Na epopeia como na lírica ou no teatro, Camões é um dos maiores da cultura renascentista europeia, época que faz renascer a Antiguidade, no esplendor da sua cultura, da sua literatura, dos grandes autores gregos e romanos que marcaram e continuam a marcar toda a literatura ocidental.
Imitar os clássicos fazia parte das normas do Renascimento, era um sinal de boas leituras, de conhecimento dos grandes mestres da Antiguidade e da sua cultura.

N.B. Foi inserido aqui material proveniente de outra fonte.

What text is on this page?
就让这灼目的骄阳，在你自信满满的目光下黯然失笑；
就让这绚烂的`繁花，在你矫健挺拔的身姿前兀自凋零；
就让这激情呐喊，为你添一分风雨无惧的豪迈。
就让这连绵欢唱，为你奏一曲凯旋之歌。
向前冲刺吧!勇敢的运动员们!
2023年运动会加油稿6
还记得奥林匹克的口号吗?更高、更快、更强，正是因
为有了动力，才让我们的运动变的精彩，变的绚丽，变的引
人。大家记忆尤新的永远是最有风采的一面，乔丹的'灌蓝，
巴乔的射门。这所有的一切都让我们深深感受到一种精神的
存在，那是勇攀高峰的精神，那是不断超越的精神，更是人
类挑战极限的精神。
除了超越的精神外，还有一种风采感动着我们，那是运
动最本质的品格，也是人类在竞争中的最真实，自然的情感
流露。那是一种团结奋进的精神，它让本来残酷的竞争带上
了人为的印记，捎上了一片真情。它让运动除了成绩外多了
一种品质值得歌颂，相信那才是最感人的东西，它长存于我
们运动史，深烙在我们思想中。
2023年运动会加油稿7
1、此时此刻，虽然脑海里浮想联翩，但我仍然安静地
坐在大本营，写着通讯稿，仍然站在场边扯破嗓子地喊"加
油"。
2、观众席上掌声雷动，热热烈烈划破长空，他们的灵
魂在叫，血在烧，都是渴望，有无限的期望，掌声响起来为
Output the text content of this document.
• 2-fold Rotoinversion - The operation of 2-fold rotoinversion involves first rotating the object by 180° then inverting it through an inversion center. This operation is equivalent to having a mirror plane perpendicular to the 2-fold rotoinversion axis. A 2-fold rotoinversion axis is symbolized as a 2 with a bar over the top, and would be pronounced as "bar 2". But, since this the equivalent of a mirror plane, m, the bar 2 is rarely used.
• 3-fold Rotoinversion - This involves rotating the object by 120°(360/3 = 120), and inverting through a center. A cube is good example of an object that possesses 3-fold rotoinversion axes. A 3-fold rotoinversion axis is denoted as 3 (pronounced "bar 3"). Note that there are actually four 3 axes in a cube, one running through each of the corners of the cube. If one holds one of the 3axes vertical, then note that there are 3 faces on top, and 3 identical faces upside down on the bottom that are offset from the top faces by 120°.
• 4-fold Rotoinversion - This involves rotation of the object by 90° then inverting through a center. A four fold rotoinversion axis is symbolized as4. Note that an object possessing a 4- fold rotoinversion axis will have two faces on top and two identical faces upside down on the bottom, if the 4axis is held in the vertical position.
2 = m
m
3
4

Em Camões lemos tudo o que de melhor identifica a influência da Antiguidade greco-latina, demonstrando a lição renascentista da imitatio sem descurar a criatividade. Camões serve-se dos clássicos antigos, mas introduz a sua visão, o seu toque pessoal, recria os mitos, os temas, numa aplicação ao seu tempo, ao seu modo de ver e interpretar o mundo.
Como escreveu Carlos Ascenso André, em artigo publicado no jornal Público de 27 de Fevereiro de 2026:
Camões filia-se nos clássicos, sim; inquestionavelmente. Mas não a ponto de se despojar da sua identidade. E o modo como corta esse cordão umbilical não pode deixar de nos interrogar.
A tríade educativa que caracteriza o Renascimento, natura, ars e exercitatio, entronca em preceitos que vêm já dos filósofos pré-socráticos. Podemos ler essas normas em Platão
ou em Aristóteles e, entre os Romanos, são igualmente defendidas por
Cícero e por Quintilano. Apresentam-se
como exigência para a formação do filósofo, do orador, do político,
para a educação de um verdadeiro cidadão.
Para se fazer um bom orador, ou um bom poeta, um bom mestre de retórica três aspectos são fundamentais: por um lado, terá de haver uma certa aptidão natural, um certo dom, pois nem todos somos poetas (segundo a máxima latina poeta nascitur, non fit "o poeta nasce, não se faz") — é a natura (o dom natural ou ingenium "talento"); mas isso de nada valerá se não houver conhecimentos, que se adquirem pelo estudo, pela dedicação ao trabalho intelectual — o studium, ou ars "a técnica"); depois, exige-se o exercício, a prática, a experiência (a exercitatio)
Tudo isso se encontra em Camões, como ele próprio afirma:
Nem me falta na vida honesto estudo
Com longa experiência misturado,
Nem engenho, que aqui vereis presente,
Cousas que juntas se acham raramente.
Os Lusíadas, Canto X, est 154.
Tributo a Camões, merecido e justo. Bendita a Pátria que tal filho tem!